TeamTNT ボットネットの狙いは Org:潜み続けて暗号をマイニング

TeamTNT cybercrime gang expands its arsenal to target thousands of orgs worldwide

2021/09/09 SecurityAffairs — AT&T Alien Labs の研究者たちは、TeamTNT グループが Chimaera という名の新しいキャンペーンで、世界中の Org を狙っていることを発見した。専門家が収集した証拠によると、このキャンペーンは 2021年7月25日に開始され、脅威アクターたちはオープンソースのツールを、攻撃のために大量に使用していた。

脅威アクターたちは、検知されるのを避け、攻撃者の特定を困難にするために、オープンソースのツールを活用する。TeamTNT ボットネットは、Docker のインストールを標的とした暗号マイニングのマルウェアであり、2020年4月から活動している。

TeamTNT グループの活動については Trend Micro が詳しく説明しているが、2020年8月には Cado Security の専門家が、誤って設定された Kubernetes のインストールも、そのボットネットの標的になることを発見した。2021年1月に TeamTNT は、Kubernetes 環境を標的として、Hildegard マルウェアを忍び込ませるという新たなキャンペーンを開始した。

この Chimaera キャンペーンは、複数のオペレーティング・システム (Windows/Linux/AWS/Docker/Kubernetes) とアプリケーションを標的とし、また、シェル/バッチスクリプト/オープンソースツール/暗号通貨マイナー/TeamTNT IRC ボットなどが幅広く用いられた。

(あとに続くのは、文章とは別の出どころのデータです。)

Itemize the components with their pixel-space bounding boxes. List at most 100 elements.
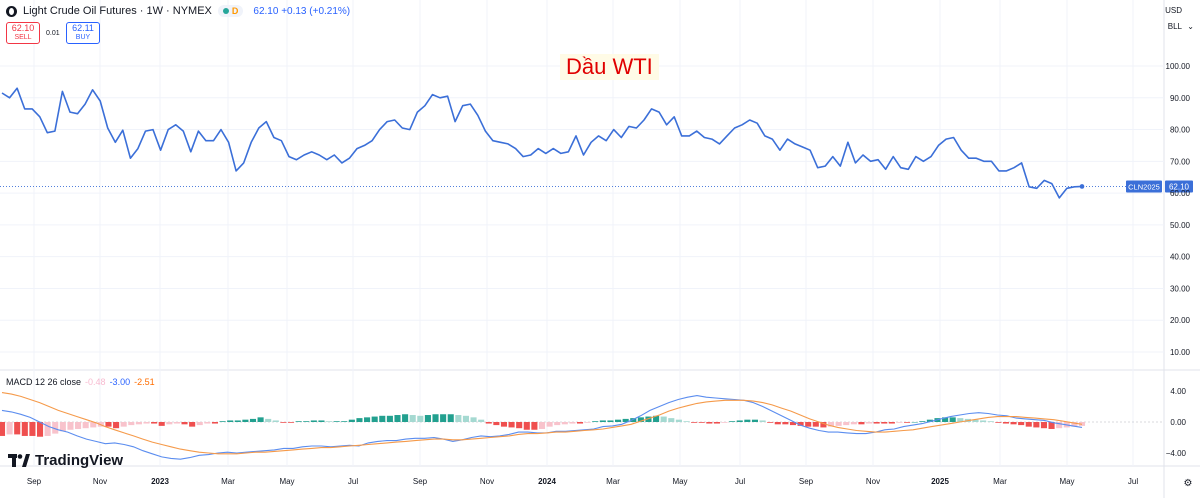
macd-histogram-bar — [14, 422, 21, 435]
macd-tick-label: −4.00 — [1166, 449, 1187, 458]
symbol-title[interactable]: Light Crude Oil Futures · 1W · NYMEX — [23, 5, 212, 17]
macd-histogram-bar — [881, 422, 888, 424]
price-tick-label: 10.00 — [1170, 348, 1191, 357]
macd-histogram-bar — [257, 417, 264, 422]
macd-legend[interactable]: MACD 12 26 close -0.48 -3.00 -2.51 — [6, 377, 155, 387]
macd-histogram-bar — [500, 422, 508, 427]
macd-histogram-bar — [485, 422, 492, 424]
macd-histogram-bar — [1002, 422, 1009, 424]
macd-histogram-bar — [295, 421, 302, 422]
price-tick-label: 30.00 — [1170, 284, 1191, 293]
price-tick-label: 100.00 — [1166, 62, 1191, 71]
macd-histogram-bar — [759, 420, 766, 422]
macd-legend-hist-value: -0.48 — [85, 377, 106, 387]
macd-histogram-bar — [151, 422, 158, 424]
macd-histogram-bar — [637, 417, 644, 422]
time-tick-label: May — [1059, 477, 1074, 486]
unit-chevron-down-icon[interactable]: ⌄ — [1187, 22, 1194, 31]
macd-histogram-bar — [59, 422, 66, 432]
price-series-line — [1, 87, 1083, 199]
macd-histogram-bar — [995, 422, 1002, 423]
macd-histogram-bar — [303, 421, 310, 422]
buy-button[interactable]: 62.11 BUY — [66, 22, 100, 44]
sell-button[interactable]: 62.10 SELL — [6, 22, 40, 44]
macd-histogram-bar — [128, 422, 135, 426]
macd-histogram-bar — [1033, 422, 1040, 428]
macd-histogram-bar — [523, 422, 530, 430]
macd-histogram-bar — [980, 420, 987, 422]
price-tick-label: 80.00 — [1170, 126, 1191, 135]
macd-histogram-bar — [1040, 422, 1048, 429]
macd-histogram-bar — [424, 415, 431, 422]
price-readout: 62.10 +0.13 (+0.21%) — [253, 5, 351, 17]
macd-histogram-bar — [120, 422, 127, 427]
macd-histogram-bar — [554, 422, 561, 426]
settings-gear-icon[interactable]: ⚙ — [1183, 478, 1193, 489]
symbol-tag-box — [1126, 180, 1162, 193]
time-tick-label: Nov — [93, 477, 107, 486]
macd-histogram-bar — [675, 419, 682, 422]
macd-histogram-bar — [599, 420, 606, 422]
macd-histogram-bar — [531, 422, 538, 430]
market-status-badge[interactable]: D — [217, 5, 244, 17]
macd-legend-signal-value: -2.51 — [134, 377, 155, 387]
macd-histogram-bar — [896, 422, 903, 423]
macd-histogram-bar — [516, 422, 523, 429]
macd-histogram-bar — [409, 415, 416, 422]
macd-histogram-bar — [508, 422, 515, 428]
time-tick-label: May — [672, 477, 687, 486]
macd-histogram-bar — [744, 419, 751, 422]
macd-histogram-bar — [75, 422, 82, 429]
macd-legend-macd-value: -3.00 — [109, 377, 131, 387]
macd-histogram-bar — [333, 421, 340, 422]
time-tick-label: Sep — [27, 477, 42, 486]
macd-histogram-bar — [538, 422, 546, 429]
macd-signal-line — [1, 392, 1083, 455]
macd-histogram-bar — [926, 419, 933, 422]
macd-histogram-bar — [873, 422, 880, 424]
macd-legend-label: MACD 12 26 close — [6, 377, 82, 387]
macd-histogram-bar — [888, 422, 895, 424]
macd-histogram-bar — [166, 422, 173, 425]
macd-histogram-bar — [660, 416, 667, 422]
sell-price: 62.10 — [11, 23, 35, 33]
macd-histogram-bar — [706, 422, 713, 424]
macd-histogram-bar — [683, 421, 690, 422]
macd-histogram-bar — [797, 422, 804, 426]
tradingview-logo[interactable]: TradingView — [8, 452, 123, 469]
time-tick-label: Mar — [221, 477, 235, 486]
macd-tick-label: 4.00 — [1170, 387, 1186, 396]
last-price-tag-box — [1165, 180, 1193, 193]
macd-histogram-bar — [751, 419, 758, 422]
spread-value: 0.01 — [46, 30, 60, 37]
macd-histogram-bar — [668, 418, 675, 422]
macd-histogram-bar — [1056, 422, 1063, 429]
macd-histogram-bar — [21, 422, 28, 436]
macd-histogram-bar — [135, 422, 142, 425]
macd-histogram-bar — [858, 422, 865, 425]
macd-histogram-bar — [767, 422, 774, 423]
macd-histogram-bar — [850, 422, 857, 425]
data-delay-letter: D — [231, 6, 239, 16]
macd-histogram-bar — [143, 422, 150, 424]
time-tick-label: 2024 — [538, 477, 556, 486]
price-tick-label: 60.00 — [1170, 189, 1191, 198]
symbol-logo-icon — [6, 5, 17, 17]
macd-histogram-bar — [173, 422, 180, 424]
macd-histogram-bar — [386, 415, 393, 422]
chart-annotation-text[interactable]: Dầu WTI — [560, 54, 659, 80]
macd-histogram-bar — [455, 415, 462, 422]
macd-histogram-bar — [478, 419, 485, 422]
price-tick-label: 20.00 — [1170, 316, 1191, 325]
macd-tick-label: 0.00 — [1170, 418, 1186, 427]
macd-histogram-bar — [1048, 422, 1055, 429]
macd-histogram-bar — [972, 419, 979, 422]
macd-histogram-bar — [105, 422, 112, 427]
unit-selector[interactable]: BLL — [1167, 22, 1182, 31]
last-price-tag-label: 62.10 — [1169, 182, 1190, 191]
macd-histogram-bar — [942, 417, 949, 422]
macd-histogram-bar — [827, 422, 835, 427]
macd-histogram-bar — [249, 418, 257, 422]
currency-selector[interactable]: USD — [1165, 6, 1182, 15]
macd-histogram-bar — [341, 421, 348, 422]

このキャンペーンは非常に狡猾であり、2021年8月30日現在、攻撃者が使用した多くのマルウェア・サンプルは、アンチウィルス・ソフトウェアから1件も検出されていない。このキャンペーンは、わずか2ヶ月の間に、世界中で数千件の感染を引き起こしている。同グループが使用している、ツールの一部を紹介する。

・新たな感染候補を探すための Masscan およびポートスキャナ
・ボットをメモリから直接に実行するための libprocesshider
・ダウンロードしたファイルを解凍する 7z
・b374k shell:感染したシステムを制御するための PHP ウェブ管理ツール
・Lazagne:多数のアプリが保存する認証情報を収集するオープンソース・ツール

また、このキャンペーンを分析した Palo Alto Networks の研究者たちは、同グループがクラウドベースのアプリケーションを標的とした、クラウド侵入テスト・ツールセット Peirates も使用していると報告した。専門家たちは、このグループが、新たな機能を追加して武器を拡大しているが、重点を置いているのは暗号通貨のマイニングだとも指摘している。

AT&T Alien Labs は、脅威アクターである TeamTNT が配布する、新たな悪意のファイルを発見した。これまでのキャンペーンにおいて、TeamTNT を観察してきたように、彼らの目的はクラウド・システムの認証情報を盗み、感染したシステムを暗号通貨の採掘に利用し、それらのシステムを悪用して他システムを感染させることだ。Lazagne のようなオープンソースのツールを使用することで、TeamTNT は隠れ続けてきており、アンチ・ウイルスによる検出が難しくなっている。

このブログ内で検索してみたら、「約5万件の脆弱な IP アドレスが TeamTNT により Kubernetes クラスターに」というポストが見つかりました。こちらの記事には、「TeamTNT ボットネットとは、Docker インストールを標的としたクリプト・マイニング・マルウェアであり、設定ミスのある Kubernetes インストールも標的になる」と書かれていました。まだ、ちらほらとしか見かけませんが、コンテナ関連のインシデントにも、注意していく必要がありそうですね。